Investimentos na área passam a ser prioridade entre as empresas

Cerca de 19.150 notificações de ataques cibernéticos foram registradas em 2019, de acordo com levantamento do Centro de Tratamento e Resposta a Incidentes Cibernéticos de Governo (CTIR-Gov), órgão vinculado ao Gabinete de Segurança Institucional (GSI). Esse número equivale a um aumento de quase quatro mil casos em relação a 2018.

A preocupação entrou em foco para a população geral em 2013, quando Edward Snowden expôs o esquema de vigilância em massa realizado por agências de inteligência americanas e britânicas. Na ocasião, os dados foram usados em campanhas políticas e o acesso foi facilitado por empresas como o Google e o Facebook.

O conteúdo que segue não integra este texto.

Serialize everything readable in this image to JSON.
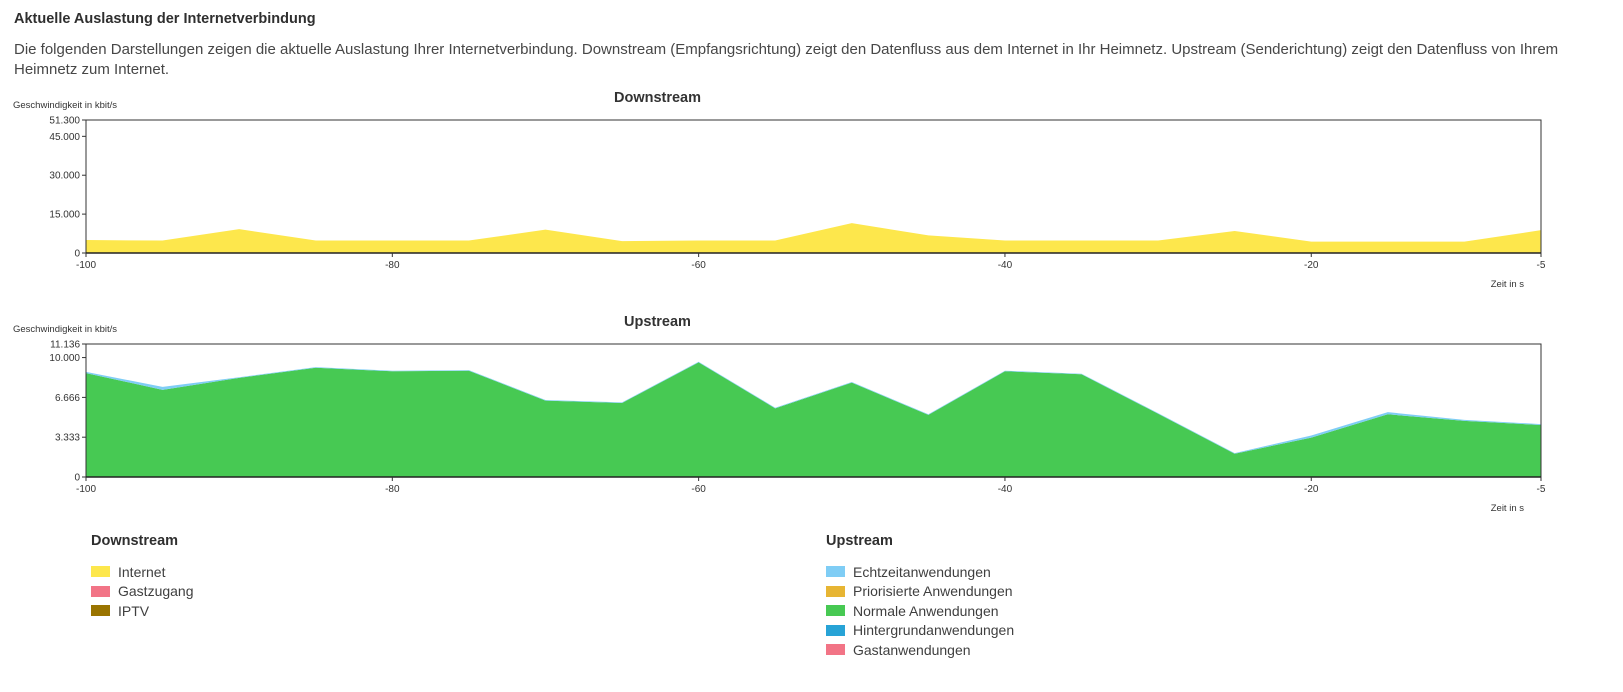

Assim, empresas, governo e pessoas físicas ficam vulneráveis a ataques cibernéticos. Em uma tentativa de cessar parte dos ataques, como os ocorridos com os celulares de pessoas ligadas aos órgãos públicos durante 2019, o governo federal criou o Decreto nº 10.222, com medidas para conter os ataques.

Além disso, a CompTIA (The Computing Technology Industry Association), referência na área de tecnologia, também reagiu criando o Conselho Empresarial de Segurança Cibernética da CompTIA no Brasil (CSEC) em parceria com a classe empresarial brasileira.

As empresas correm riscos de ataques à segurança dos dados justamente por, cada vez mais, precisar dessas informações dos clientes e usuários para conseguir operar seus negócios. Desta forma, caso algum vazamento de dados ocorra, os consumidores são diretamente atingidos e a reputação da corporação é manchada.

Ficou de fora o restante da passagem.